Note: This bug is displayed in read-only format because the product is no longer active in Red Hat Bugzilla.

Bug 1614479

Summary: Stopping master host causes another master controller to restart
Product: OpenShift Container Platform Reporter: Vikas Laad <vlaad>
Component: kube-apiserverAssignee: Stefan Schimanski <sttts>
Status: CLOSED WONTFIX QA Contact: Xingxing Xia <xxia>
Severity: low Docs Contact:
Priority: low    
Version: 3.11.0CC: aos-bugs, jokerman, mfojtik, mifiedle, mmccomas, yinzhou
Target Milestone: ---Keywords: NeedsTestCase
Target Release: 3.11.z   
Hardware: Unspecified   
OS: Unspecified   
Whiteboard:
Fixed In Version: Doc Type: If docs needed, set a value
Doc Text:
Story Points: ---
Clone Of: Environment:
Last Closed: 2020-05-05 15:29:13 UTC Type: Bug
Regression: --- Mount Type: ---
Documentation: --- CRM:
Verified Versions: Category: ---
oVirt Team: --- RHEL 7.3 requirements from Atomic Host:
Cloudforms Team: --- Target Upstream Version:
Embargoed:
Attachments:
Description Flags
master controller logs none

Description Vikas Laad 2018-08-09 17:20:52 UTC
Description of problem:
On a HA cluster if I stop one of the master instances sometimes it causes other master controller pod to restart. I think it happens because master api on that node also goes down and it restarts the other controller due to that. I think there should be retry so that it connects to other api and should not restart. Here is the error in controller log.

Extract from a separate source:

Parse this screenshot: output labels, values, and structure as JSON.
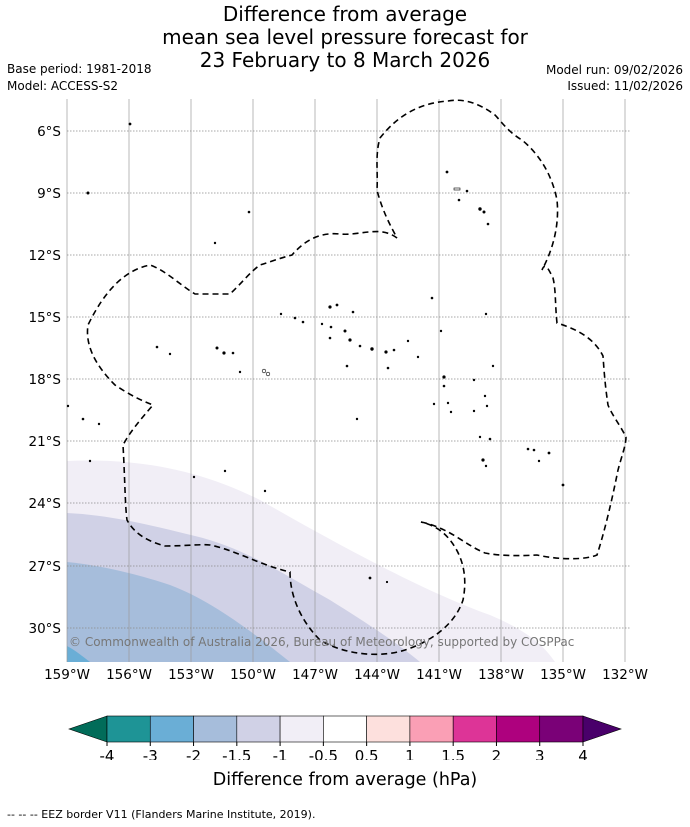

E0809 15:38:23.099658       1 controllermanager.go:480] Error starting "resourcequota"
F0809 15:38:23.099677       1 controllermanager.go:185] error starting controllers: failed to discover resources: unable to retrieve the complete list of server APIs: servicecatalog.k8s.io/v1beta1: the server is currently unable to handle the request


Version-Release number of selected component (if applicable):
openshift v3.11.0-0.11.0

Steps to Reproduce:
1. Create HA cluster with 3 masters
2. Shutdown/Stop of the master host
3. watch other pods in kube-system project

Actual results:
One of the other 2 masters also get restarted.

Expected results:
No other master should restart.

Additional info:
Attaching full logs from the master controller container which restarted.

Comment 1 Vikas Laad 2018-08-09 17:23:01 UTC
Created attachment 1474781 [details]
master controller logs

Comment 2 zhou ying 2018-08-10 09:23:55 UTC
I could not reproduce the issue with my HA env on aws. 

But, We have met the same error when tested the destructive case with low memory instance. After change to large instance , then restart the master works.